Предвосхищая карьеру Филипа, однако, не следует понимать, что он достиг широкого общественного признания. Он был просто зачислен в великую армию читателей и проходил свое ученичество. Он был признан способным человеком теми, кто поставляет литературу для развлечения мира. Даже этот маленький плацдарм был нелегко завоеван за один день, как обнаружил историк, читая связки старых писем, которые Филип писал в это время своего послушничества Селии и своей кузине Элис.
Вопреки самым настойчивым советам Селии он доверился литературной карьере. — Я вижу, мой дорогой друг, — писала она в ответ на его объявление, что он идет в тот день к мистеру Ханту, чтобы уволиться, — что вы несчастливы, но, каково бы ни было ваше разочарование, вы не улучшите свое положение, отказавшись от регулярного занятия. Вы и так слишком много живете в воображении.

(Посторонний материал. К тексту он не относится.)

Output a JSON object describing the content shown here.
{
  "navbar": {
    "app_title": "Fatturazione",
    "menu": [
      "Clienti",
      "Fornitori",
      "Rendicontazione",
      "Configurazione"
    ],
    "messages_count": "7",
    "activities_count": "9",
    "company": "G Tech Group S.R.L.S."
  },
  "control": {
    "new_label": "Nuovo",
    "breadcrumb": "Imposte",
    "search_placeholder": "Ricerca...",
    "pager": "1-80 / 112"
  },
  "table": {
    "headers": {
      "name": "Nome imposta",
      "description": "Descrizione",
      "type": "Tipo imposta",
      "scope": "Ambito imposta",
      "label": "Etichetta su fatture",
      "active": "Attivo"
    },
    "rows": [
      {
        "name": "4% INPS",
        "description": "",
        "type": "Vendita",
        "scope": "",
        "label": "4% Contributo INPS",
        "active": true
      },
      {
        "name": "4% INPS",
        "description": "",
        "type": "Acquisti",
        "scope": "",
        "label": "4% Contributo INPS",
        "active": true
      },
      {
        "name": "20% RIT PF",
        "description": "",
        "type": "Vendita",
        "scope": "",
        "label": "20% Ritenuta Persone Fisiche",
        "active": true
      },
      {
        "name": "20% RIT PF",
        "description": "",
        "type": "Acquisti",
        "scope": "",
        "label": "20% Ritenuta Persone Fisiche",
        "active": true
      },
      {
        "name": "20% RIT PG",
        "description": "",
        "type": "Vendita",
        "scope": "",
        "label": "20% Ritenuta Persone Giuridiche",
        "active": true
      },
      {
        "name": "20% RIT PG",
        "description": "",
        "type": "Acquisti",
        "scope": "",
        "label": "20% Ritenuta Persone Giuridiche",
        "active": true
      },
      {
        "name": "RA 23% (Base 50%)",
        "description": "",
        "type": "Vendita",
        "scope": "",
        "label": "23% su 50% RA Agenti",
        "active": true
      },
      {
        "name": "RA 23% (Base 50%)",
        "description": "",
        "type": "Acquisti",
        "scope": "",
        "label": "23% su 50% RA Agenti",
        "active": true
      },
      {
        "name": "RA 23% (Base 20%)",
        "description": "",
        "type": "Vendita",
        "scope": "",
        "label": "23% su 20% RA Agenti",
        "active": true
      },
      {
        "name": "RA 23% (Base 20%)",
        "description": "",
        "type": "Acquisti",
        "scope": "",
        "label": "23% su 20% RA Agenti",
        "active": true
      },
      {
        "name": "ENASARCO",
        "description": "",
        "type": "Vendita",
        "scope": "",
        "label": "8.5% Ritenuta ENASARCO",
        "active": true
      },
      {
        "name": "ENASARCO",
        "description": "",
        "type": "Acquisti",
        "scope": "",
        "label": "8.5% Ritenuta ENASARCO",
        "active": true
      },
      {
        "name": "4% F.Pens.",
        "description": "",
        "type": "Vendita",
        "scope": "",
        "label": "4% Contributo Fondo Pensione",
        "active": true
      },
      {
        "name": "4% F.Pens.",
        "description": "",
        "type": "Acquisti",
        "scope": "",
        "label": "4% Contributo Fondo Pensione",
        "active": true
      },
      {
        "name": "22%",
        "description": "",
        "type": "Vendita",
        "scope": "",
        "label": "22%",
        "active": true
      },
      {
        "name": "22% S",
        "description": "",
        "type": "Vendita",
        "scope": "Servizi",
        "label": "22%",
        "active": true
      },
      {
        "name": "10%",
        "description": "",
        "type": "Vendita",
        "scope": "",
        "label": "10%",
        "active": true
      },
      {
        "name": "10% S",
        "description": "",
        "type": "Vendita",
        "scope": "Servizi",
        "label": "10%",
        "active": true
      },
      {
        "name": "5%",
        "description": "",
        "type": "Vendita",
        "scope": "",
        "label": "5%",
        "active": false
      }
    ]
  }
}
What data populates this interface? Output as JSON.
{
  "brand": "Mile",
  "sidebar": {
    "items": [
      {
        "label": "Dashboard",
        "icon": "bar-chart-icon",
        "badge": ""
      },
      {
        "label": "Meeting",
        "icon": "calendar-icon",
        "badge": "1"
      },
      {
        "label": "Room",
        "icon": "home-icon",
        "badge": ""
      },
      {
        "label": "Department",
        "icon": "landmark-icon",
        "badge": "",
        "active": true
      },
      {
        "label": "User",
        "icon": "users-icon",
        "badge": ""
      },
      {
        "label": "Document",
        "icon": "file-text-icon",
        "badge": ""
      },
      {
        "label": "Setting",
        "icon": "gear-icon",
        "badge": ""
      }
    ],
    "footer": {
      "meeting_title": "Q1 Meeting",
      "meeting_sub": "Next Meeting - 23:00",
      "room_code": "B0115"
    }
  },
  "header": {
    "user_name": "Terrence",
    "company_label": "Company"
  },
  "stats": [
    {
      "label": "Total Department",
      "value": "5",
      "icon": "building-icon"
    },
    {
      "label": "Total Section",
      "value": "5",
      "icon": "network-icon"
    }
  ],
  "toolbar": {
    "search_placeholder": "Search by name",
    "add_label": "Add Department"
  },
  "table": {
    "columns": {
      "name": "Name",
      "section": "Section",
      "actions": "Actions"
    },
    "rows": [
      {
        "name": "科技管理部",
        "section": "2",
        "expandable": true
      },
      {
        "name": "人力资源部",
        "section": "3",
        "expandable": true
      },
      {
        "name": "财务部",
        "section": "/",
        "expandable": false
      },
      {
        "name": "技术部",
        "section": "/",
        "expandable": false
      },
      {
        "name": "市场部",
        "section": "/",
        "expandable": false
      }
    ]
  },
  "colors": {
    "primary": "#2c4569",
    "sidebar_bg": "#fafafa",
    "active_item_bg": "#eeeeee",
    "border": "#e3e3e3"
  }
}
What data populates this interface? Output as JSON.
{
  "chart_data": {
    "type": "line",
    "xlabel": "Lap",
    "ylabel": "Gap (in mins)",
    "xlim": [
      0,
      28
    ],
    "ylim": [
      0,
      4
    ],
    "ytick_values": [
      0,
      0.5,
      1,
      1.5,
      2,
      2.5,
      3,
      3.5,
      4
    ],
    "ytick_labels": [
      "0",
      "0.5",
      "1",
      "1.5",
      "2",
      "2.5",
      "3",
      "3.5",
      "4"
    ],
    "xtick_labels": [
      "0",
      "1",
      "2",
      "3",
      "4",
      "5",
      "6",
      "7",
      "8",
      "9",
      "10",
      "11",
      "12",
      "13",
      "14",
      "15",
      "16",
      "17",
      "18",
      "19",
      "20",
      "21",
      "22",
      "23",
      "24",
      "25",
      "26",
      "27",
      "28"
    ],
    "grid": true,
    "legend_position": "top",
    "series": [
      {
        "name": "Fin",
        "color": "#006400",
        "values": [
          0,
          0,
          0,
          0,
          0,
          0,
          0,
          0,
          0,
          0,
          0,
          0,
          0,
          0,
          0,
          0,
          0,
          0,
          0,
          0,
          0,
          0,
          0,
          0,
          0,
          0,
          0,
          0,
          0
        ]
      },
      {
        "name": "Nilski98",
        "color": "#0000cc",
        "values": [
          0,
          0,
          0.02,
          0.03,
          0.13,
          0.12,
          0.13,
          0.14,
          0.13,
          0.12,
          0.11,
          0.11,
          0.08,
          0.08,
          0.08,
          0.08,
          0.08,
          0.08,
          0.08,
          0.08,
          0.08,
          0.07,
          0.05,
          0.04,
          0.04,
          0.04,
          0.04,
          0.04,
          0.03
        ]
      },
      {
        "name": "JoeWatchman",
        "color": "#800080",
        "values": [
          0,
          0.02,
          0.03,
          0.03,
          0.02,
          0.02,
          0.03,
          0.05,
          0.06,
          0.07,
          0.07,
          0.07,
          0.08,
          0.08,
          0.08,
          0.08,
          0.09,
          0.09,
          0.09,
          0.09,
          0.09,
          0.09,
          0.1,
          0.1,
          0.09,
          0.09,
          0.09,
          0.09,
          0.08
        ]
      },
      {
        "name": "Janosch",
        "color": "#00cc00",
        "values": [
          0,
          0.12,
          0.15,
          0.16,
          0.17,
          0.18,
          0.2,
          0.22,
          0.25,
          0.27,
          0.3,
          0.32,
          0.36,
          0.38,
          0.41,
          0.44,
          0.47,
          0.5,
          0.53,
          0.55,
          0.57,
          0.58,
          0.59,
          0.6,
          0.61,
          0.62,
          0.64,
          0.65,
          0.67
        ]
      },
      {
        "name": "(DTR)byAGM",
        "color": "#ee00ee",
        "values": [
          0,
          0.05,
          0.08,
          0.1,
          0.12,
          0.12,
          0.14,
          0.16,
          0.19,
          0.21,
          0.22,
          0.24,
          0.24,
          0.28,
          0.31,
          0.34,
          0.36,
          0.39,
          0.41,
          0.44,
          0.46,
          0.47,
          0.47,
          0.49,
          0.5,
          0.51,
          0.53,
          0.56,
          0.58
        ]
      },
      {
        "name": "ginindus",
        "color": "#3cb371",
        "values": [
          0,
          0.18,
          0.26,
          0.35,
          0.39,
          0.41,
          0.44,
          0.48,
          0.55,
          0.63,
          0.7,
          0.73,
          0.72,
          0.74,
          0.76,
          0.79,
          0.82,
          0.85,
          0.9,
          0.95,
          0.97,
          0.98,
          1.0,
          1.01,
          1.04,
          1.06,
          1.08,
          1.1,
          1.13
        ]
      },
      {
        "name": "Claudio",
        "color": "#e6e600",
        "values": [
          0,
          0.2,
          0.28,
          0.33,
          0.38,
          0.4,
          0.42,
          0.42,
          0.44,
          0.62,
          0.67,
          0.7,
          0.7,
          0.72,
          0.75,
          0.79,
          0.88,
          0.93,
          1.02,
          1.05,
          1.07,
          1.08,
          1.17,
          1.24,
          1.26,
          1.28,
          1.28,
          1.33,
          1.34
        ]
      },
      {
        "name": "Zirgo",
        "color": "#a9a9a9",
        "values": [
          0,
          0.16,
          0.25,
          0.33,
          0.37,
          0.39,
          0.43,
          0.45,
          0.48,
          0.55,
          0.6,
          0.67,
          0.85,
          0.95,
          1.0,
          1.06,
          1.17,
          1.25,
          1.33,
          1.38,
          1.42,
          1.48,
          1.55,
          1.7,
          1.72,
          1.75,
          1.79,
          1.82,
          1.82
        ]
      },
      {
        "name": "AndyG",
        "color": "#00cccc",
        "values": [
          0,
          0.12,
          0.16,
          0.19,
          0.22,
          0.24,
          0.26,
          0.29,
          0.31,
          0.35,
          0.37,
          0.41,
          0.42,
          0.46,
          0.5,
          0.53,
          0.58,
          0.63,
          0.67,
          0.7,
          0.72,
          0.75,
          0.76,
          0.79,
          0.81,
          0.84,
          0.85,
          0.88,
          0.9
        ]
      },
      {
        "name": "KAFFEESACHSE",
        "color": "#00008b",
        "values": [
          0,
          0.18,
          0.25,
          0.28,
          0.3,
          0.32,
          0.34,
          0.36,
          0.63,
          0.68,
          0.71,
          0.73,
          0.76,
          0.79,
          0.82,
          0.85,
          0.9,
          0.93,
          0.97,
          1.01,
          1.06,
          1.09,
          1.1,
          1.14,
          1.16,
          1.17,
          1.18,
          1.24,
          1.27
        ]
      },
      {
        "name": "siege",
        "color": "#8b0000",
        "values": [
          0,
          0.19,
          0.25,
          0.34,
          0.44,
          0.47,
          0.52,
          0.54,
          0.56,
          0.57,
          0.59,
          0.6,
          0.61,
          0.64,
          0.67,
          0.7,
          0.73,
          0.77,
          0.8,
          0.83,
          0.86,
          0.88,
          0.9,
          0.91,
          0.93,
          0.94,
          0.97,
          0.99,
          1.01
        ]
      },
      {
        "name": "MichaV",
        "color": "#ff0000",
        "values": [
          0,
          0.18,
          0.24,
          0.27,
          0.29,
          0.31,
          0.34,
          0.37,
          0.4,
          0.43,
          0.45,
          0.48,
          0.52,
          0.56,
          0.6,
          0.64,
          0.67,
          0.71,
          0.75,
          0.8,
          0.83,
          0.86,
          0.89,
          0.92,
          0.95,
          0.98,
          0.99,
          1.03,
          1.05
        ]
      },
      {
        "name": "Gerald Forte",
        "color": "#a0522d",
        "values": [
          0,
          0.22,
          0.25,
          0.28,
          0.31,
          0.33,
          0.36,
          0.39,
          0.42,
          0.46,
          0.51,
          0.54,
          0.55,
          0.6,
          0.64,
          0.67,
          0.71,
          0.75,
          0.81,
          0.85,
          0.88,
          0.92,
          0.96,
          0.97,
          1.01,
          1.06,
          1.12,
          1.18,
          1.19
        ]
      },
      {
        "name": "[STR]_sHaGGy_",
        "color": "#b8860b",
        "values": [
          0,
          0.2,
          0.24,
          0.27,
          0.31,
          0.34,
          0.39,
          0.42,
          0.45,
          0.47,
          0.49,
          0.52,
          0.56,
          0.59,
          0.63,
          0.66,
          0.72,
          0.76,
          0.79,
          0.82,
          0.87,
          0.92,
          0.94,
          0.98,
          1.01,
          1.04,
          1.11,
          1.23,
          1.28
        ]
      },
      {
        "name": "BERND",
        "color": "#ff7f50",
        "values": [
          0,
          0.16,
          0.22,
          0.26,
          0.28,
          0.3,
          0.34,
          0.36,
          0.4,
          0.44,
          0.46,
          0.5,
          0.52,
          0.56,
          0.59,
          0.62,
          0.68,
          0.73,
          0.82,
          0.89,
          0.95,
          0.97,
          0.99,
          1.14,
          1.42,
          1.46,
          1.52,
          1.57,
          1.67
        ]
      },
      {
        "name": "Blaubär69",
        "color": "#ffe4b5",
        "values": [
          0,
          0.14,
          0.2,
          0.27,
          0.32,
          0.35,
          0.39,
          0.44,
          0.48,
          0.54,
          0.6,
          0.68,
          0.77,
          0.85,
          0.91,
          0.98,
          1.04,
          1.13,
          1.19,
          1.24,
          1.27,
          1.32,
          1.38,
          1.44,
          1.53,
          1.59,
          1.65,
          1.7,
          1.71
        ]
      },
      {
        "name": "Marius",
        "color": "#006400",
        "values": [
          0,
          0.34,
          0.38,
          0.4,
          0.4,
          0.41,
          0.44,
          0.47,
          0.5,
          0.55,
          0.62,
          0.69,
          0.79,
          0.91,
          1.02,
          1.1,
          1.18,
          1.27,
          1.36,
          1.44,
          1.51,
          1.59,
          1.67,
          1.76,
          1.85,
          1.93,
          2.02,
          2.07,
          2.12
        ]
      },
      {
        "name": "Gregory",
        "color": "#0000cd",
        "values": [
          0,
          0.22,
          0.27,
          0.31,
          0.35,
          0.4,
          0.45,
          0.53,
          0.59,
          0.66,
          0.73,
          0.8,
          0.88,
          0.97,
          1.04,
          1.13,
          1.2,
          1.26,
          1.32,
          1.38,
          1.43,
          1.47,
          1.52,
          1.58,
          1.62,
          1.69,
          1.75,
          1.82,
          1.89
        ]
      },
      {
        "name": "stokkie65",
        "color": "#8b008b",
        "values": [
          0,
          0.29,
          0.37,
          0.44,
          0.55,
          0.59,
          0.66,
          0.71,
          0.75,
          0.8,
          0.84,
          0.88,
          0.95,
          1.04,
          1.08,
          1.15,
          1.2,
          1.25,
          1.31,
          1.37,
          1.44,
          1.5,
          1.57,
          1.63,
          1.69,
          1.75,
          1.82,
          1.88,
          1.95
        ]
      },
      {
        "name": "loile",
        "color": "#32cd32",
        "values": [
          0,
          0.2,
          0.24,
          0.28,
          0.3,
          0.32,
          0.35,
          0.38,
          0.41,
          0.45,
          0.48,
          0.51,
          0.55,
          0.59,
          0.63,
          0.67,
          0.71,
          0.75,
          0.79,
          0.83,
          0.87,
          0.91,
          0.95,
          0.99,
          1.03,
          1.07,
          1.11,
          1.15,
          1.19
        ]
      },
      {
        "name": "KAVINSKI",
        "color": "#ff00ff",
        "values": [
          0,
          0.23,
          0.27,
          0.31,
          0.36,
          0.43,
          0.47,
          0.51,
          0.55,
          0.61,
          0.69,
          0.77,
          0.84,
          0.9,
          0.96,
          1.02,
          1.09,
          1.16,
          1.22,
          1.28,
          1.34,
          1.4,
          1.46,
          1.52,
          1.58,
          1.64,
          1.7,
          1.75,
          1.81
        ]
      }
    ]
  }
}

Филип воображал, с той глупостью, свойственной его полу, что носил непроницаемую маску в отношении своей дикой страсти к Эвелин, и не мечтал, что все это время Селия читала его как открытую книгу. Она судила о Филипе довольно точно. Это себя она не знала, и она отвергла бы как чепуху предположение, что ее собственное беспокойство и ее собственные меняющиеся эксперименты в занятиях были вызваны неудовлетворенными желаниями женского сердца.